Despite apprehensions about Washington’s unpredictability—often shaped by the personality-driven operations of U.S. leadership—Pakistan has skillfully managed to retain working ties with the United States. The American offer to sell missile systems for Pakistan’s F-16 fleet has breathed new life into an otherwise strained relationship. Islamabad’s nuanced approach, maintaining defense cooperation with Washington while deepening strategic partnerships with Beijing and Moscow, highlights its independent and multidimensional foreign policy posture. Meanwhile, India’s dominance in South Asia’s security architecture is under increasing strain. New Delhi now faces a defining dilemma: whether to preserve its traditional ties with Moscow and Beijing or to align completely with Washington’s strategic expectations. Its attempt to satisfy all three has led to turbulence, exposing contradictions in its regional ambitions. In contrast, Islamabad’s diplomatic pragmatism has created new leverage—forcing Washington to acknowledge that Pakistan is no longer dependent but a balancing actor with credible options.

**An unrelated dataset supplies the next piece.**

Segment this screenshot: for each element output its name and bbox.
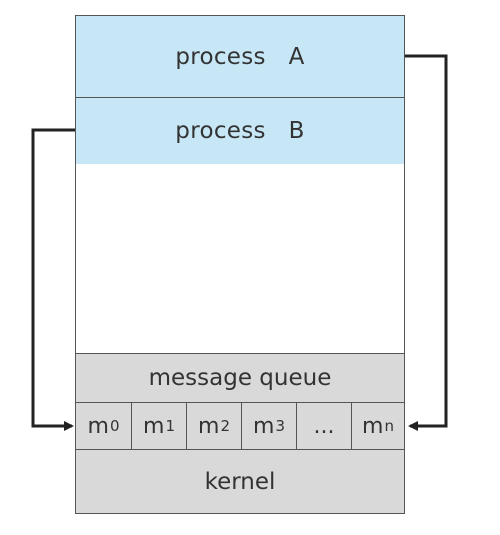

The revival of regional linkages further strengthens Islamabad’s standing. While SAARC has lost its relevance, Pakistan’s deepening engagement with India’s smaller neighbors—supported by China’s regional footprint—has produced a new fulcrum of influence. These ties position Pakistan as a middle power with the ability to shape subcontinental security dynamics despite India’s economic rise. Islamabad’s current trajectory, if sustained through domestic stability and policy consistency, could anchor long-term economic recovery and strategic relevance in Asia’s evolving order.Amid this backdrop, Kashmir re-emerges as the strategic heart of South Asia’s geopolitical theatre. For the first time, global geopolitics objectively favors Pakistan. The world’s transition toward multipolarity dilutes India’s once uncontested influence and opens diplomatic space for Pakistan to internationalize the Kashmir dispute. The geostrategic dimension of Kashmir—long suppressed by global power politics—is once again a viable entry point to bring the issue back to the international radar.Pakistan, as a responsible state actor, must recognize that this is its strategic hour for Kashmir. The convergence of interests among major powers provides an unprecedented opportunity to expose India’s occupation narrative and highlight the human, moral, and legal aspects of the dispute. Islamabad’s diplomatic machinery, think tanks, and diaspora networks must work in synchronization to reclaim the global discourse on Kashmir—anchored not only in emotion but in strategic logic and moral legitimacy. In this critical juncture, the Kashmiri leadership in the diaspora carries a special responsibility. With the entire indigenous leadership incarcerated, exiled, or silenced, the diaspora must rise to lead the global conversation—projecting Kashmir not as a regional irritant but as a litmus test of global justice in a multipolar world.
For Pakistan, this is not merely a diplomatic opportunity but a historical responsibility. The shifting currents of global politics have, for once, tilted the compass in its favor. The challenge now is to convert geopolitical relevance into diplomatic influence, and influence into justice for Kashmir. The hour is strategic, the moment is defining—and history will remember whether Pakistan seized it or let it slip once again.